After harvesting, equal aliquots of cells were resuspended in protein sample buffer, boiled for 15 min and loaded onto a SDS-PAGE gel with a 4% stacking and 10% or 12% separating gel. The protein content was normalized after visual inspection and samples were re-run on a SDS-PAGE gel. Protein bands were blotted onto a polyvinylidene difluoride membrane (Millipore) for 1 h.

Western Blot

For detection of Myc- and 3xFLAG-tagged proteins, the membrane was blocked for 1 h in blocking solution (1x Tris-buffered saline (TBS) pH 7.4, 0.01% Tween 20, 5% skim milk powder). Proteins were detected with 1:2,000 anti-Myc (Thermo Scientific) and anti-3xFLAG (Sigma) antibody overnight. The secondary antibody was 1:3,000 diluted peroxidase-conjugated goat anti-mouse IgG antibody (Jackson Immuno Research, UK). For detection of T3SS effector proteins, the membrane was incubated overnight with antisera against ExoS, ExoT, and ExoY diluted 1:2,000 in 5% skimmed milk. Primary antibodies were detected with peroxidase-conjugated goat anti-rabbit IgG antibody (Jackson Immuno Research, UK) in 5% skimmed milk.

For the detection of 6xHis-tagged proteins, the membrane was blocked with 5% Bovine Serum Albumin (BSA) (Roche). Proteins were detected with 1:2,000 anti-penta His-tag HRP conjugate (Qiagen).

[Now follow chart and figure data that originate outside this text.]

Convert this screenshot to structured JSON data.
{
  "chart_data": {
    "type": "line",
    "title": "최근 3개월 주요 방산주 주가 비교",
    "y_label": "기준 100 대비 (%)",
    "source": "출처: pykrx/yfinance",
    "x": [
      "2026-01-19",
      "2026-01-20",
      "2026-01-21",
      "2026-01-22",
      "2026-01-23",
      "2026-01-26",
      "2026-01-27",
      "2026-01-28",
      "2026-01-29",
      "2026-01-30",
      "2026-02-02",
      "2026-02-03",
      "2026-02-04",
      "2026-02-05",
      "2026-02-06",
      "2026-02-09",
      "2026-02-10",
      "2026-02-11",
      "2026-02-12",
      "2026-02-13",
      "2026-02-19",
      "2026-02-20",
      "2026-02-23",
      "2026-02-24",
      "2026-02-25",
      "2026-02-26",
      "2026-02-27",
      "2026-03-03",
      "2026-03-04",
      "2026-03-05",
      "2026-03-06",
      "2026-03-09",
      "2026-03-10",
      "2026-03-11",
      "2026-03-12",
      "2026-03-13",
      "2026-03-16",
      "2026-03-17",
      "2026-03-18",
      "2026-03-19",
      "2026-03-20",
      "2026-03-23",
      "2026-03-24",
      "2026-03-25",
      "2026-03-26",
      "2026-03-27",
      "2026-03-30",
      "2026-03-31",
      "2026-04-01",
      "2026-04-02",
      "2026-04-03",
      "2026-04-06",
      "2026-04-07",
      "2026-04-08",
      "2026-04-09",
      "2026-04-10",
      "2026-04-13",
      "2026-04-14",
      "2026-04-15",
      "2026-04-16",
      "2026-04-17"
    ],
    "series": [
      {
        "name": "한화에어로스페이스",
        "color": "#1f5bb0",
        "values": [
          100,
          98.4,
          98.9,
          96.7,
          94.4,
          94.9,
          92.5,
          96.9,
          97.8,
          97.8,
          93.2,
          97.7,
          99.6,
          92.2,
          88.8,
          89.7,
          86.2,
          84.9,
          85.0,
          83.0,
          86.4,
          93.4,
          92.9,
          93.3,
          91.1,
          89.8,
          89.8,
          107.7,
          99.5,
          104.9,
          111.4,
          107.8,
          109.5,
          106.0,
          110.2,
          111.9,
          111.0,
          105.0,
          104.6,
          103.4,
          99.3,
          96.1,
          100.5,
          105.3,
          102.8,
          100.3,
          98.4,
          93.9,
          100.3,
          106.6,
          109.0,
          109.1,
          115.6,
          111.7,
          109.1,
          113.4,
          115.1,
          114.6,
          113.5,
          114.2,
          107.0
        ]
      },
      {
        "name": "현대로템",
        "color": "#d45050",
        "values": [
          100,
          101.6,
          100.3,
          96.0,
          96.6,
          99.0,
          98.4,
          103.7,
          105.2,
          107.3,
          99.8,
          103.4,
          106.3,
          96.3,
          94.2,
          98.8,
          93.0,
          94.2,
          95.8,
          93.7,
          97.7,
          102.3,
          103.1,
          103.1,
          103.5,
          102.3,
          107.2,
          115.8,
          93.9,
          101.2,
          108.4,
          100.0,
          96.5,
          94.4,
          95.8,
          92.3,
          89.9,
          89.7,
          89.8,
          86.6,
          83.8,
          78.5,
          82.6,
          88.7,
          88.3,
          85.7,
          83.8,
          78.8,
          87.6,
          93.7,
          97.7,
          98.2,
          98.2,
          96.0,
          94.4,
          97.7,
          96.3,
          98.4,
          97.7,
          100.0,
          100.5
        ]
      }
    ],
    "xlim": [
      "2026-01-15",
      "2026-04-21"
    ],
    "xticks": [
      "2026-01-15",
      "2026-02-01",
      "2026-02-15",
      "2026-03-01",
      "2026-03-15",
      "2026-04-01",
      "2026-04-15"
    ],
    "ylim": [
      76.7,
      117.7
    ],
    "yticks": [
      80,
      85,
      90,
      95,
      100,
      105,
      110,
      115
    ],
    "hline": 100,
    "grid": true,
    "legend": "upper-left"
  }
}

Enhanced chemiluminescence (ECL) detection reagent (Roche) was used to monitor horseradish peroxidase activity by chemoluminescence through the oxidation of luminol.

Data Availability

All datasets generated for this study are included in the manuscript and/or the Supplementary Files.

Author Contributions

UR conceived the study and designed the research. UR, SK, CL, RB, MR, and TT-N designed the experiments. SK, CL, MR, TT-N, MN, SS, JD, RB, CG, JT, LD, LJ, and UR performed the research. SK, CL, MR, JD, RB, MN, TT-N, and UR analyzed the data. SK and UR wrote the paper. All authors revised the manuscript and commented on the final version.

Conflict of Interest Statement

The authors declare that the research was conducted in the absence of any commercial or financial relationships that could be construed as a potential conflict of interest.